Ich sah ihn mit leichtem Entsetzen an. Es ist ziemlich unheimlich, um zwei Uhr morgens geweckt zu werden und dann einer solchen Geschichte zu lauschen. Mein Blick wanderte zu seinen rastlosen Fingern. Sie waren blutig, ich konnte unzählige kleine Schnittwunden erkennen. Sein Blick folgte meinem.
»Weil ich hin und wieder anhalten und mich für einen Augenblick ausruhen musste, habe ich mir mein Taschenmesser abwechselnd unter die linke oder rechte Hand gebunden, sodass sich meine Hände jedes Mal, wenn ich gegen meinen Willen einzuschlafen drohte und sie sich entspannten, an der Klinge schnitten und dadurch meine betäubten Sinne wieder weckten.«
»Um Himmels willen, Murken, sag mir endlich, wovon du die ganze Zeit sprichst! Wirst du von einem deiner Verbrechen verfolgt und hast jetzt Angst, dass man dich im Schlaf umbringt? Was ist los?«
Er sank auf einen Stuhl nieder. Im Augenblick schien er relativ wach zu sein, auch wenn seine Lider so schwer über seinen Augen hingen, als stehe er kurz vor der völligen nervlichen Erschöpfung.
»Ich werde dir die ganze Geschichte erzählen, und wenn sie wie das Gefasel eines Irren klingen sollte, dann denke bitte daran, dass es Bereiche des Gehirns gibt, die noch gänzlich unerforscht sind, und dass schlichtweg alles möglich ist! Der Schwarze Kontinent! Und damit meine ich nicht Afrika, sondern das menschliche Gehirn!« Er lachte heftig und fuhr dann, wieder ruhiger, fort:
»Vor einigen Jahren bereiste ich eine Gegend Indiens, die nur selten von Weißen besucht wird.
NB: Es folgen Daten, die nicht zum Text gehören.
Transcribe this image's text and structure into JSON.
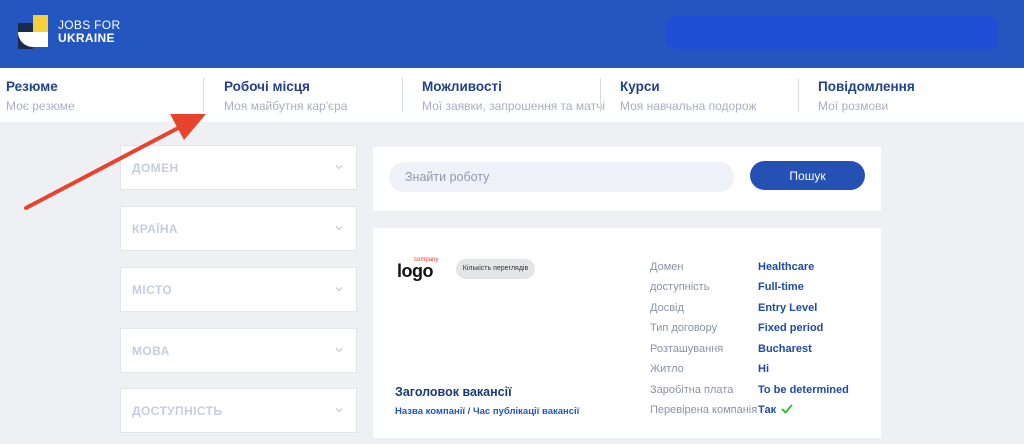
{
  "brand": {
    "line1": "JOBS FOR",
    "line2": "UKRAINE",
    "colors": {
      "header": "#2456bf",
      "yellow": "#f5cf3c",
      "dark": "#1a2b4c"
    }
  },
  "nav": [
    {
      "title": "Резюме",
      "subtitle": "Моє резюме"
    },
    {
      "title": "Робочі місця",
      "subtitle": "Моя майбутня кар'єра"
    },
    {
      "title": "Можливості",
      "subtitle": "Мої заявки, запрошення та матчі"
    },
    {
      "title": "Курси",
      "subtitle": "Моя навчальна подорож"
    },
    {
      "title": "Повідомлення",
      "subtitle": "Мої розмови"
    }
  ],
  "filters": [
    "ДОМЕН",
    "КРАЇНА",
    "МІСТО",
    "МОВА",
    "ДОСТУПНІСТЬ"
  ],
  "search": {
    "placeholder": "Знайти роботу",
    "button": "Пошук"
  },
  "job": {
    "logo_small": "company",
    "logo_big": "logo",
    "views_label": "Кількість переглядів",
    "title": "Заголовок вакансії",
    "company_line": "Назва компанії / Час публікації вакансії",
    "details": [
      {
        "key": "Домен",
        "value": "Healthcare"
      },
      {
        "key": "доступність",
        "value": "Full-time"
      },
      {
        "key": "Досвід",
        "value": "Entry Level"
      },
      {
        "key": "Тип договору",
        "value": "Fixed period"
      },
      {
        "key": "Розташування",
        "value": "Bucharest"
      },
      {
        "key": "Житло",
        "value": "Hi"
      },
      {
        "key": "Заробітна плата",
        "value": "To be determined"
      },
      {
        "key": "Перевірена компанія",
        "value": "Так"
      }
    ]
  },
  "icons": {
    "arrow": "red-pointer-arrow",
    "chevron": "chevron-down-icon",
    "check": "check-icon",
    "arrow_color": "#e8432d",
    "check_color": "#3cba4a"
  }
}
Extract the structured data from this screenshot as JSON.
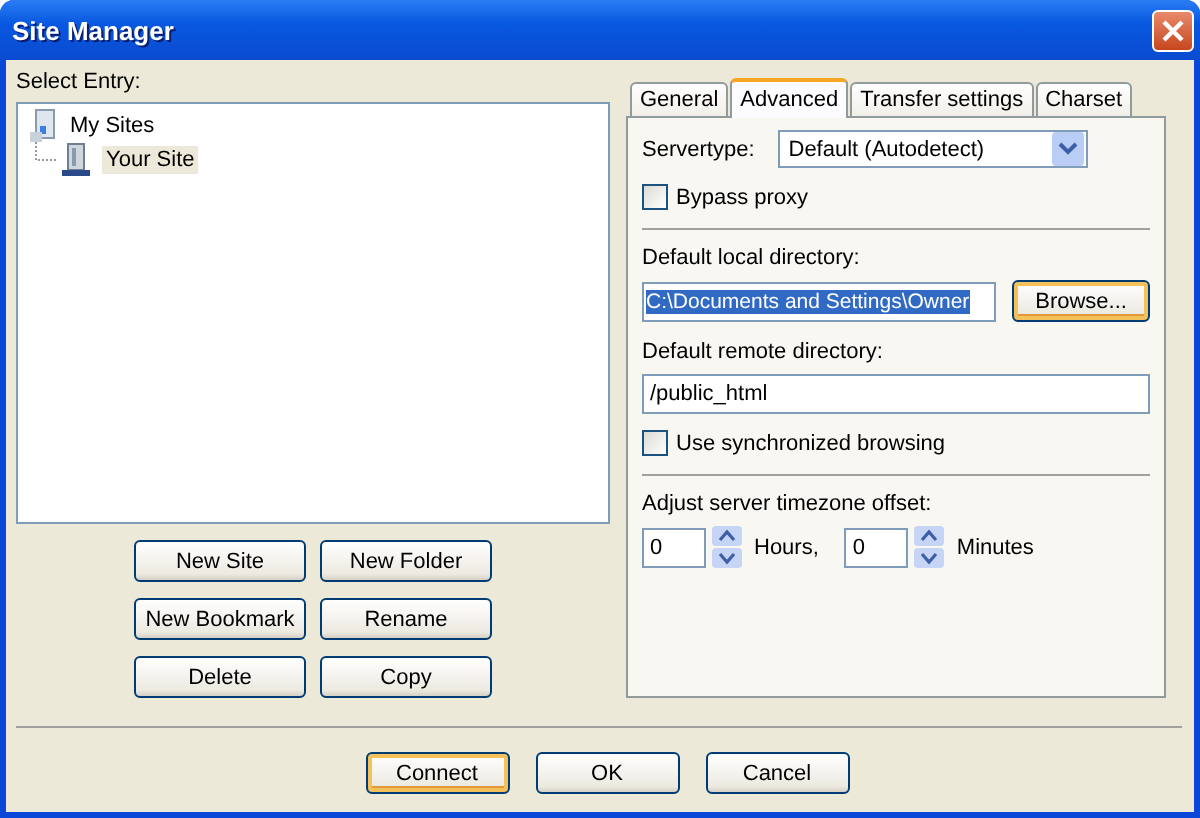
{
  "window": {
    "title": "Site Manager"
  },
  "tree": {
    "label": "Select Entry:",
    "items": [
      {
        "label": "My Sites",
        "kind": "folder",
        "selected": false,
        "children": [
          {
            "label": "Your Site",
            "kind": "site",
            "selected": true
          }
        ]
      }
    ]
  },
  "tree_buttons": [
    {
      "label": "New Site"
    },
    {
      "label": "New Folder"
    },
    {
      "label": "New Bookmark"
    },
    {
      "label": "Rename"
    },
    {
      "label": "Delete"
    },
    {
      "label": "Copy"
    }
  ],
  "tabs": [
    {
      "label": "General",
      "selected": false
    },
    {
      "label": "Advanced",
      "selected": true
    },
    {
      "label": "Transfer settings",
      "selected": false
    },
    {
      "label": "Charset",
      "selected": false
    }
  ],
  "advanced": {
    "servertype_label": "Servertype:",
    "servertype_value": "Default (Autodetect)",
    "bypass_proxy": {
      "label": "Bypass proxy",
      "checked": false
    },
    "local_dir_label": "Default local directory:",
    "local_dir_value": "C:\\Documents and Settings\\Owner",
    "local_dir_text_selected": true,
    "browse_button": {
      "label": "Browse...",
      "default": true
    },
    "remote_dir_label": "Default remote directory:",
    "remote_dir_value": "/public_html",
    "sync_browsing": {
      "label": "Use synchronized browsing",
      "checked": false
    },
    "timezone_label": "Adjust server timezone offset:",
    "hours_value": "0",
    "hours_label": "Hours,",
    "minutes_value": "0",
    "minutes_label": "Minutes"
  },
  "buttons": [
    {
      "label": "Connect",
      "default": true
    },
    {
      "label": "OK",
      "default": false
    },
    {
      "label": "Cancel",
      "default": false
    }
  ]
}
Weshalb ich dort war, hat mit meiner Geschichte nichts zu tun. Aber während meines Aufenthalts erfuhr ich von einem Schatz, den der berühmte Bandit Alam Singh angeblich einst in einer Höhle am Fuße der Berge versteckt hatte. Ein abtrünniger Hindu schwor, er habe seinerzeit der Bande des Gesetzlosen angehört und kenne die Höhle, in der dieser Schatz seit nunmehr zwanzig Jahren verborgen lag. Wie sich zeigte, hatte er nicht gelogen.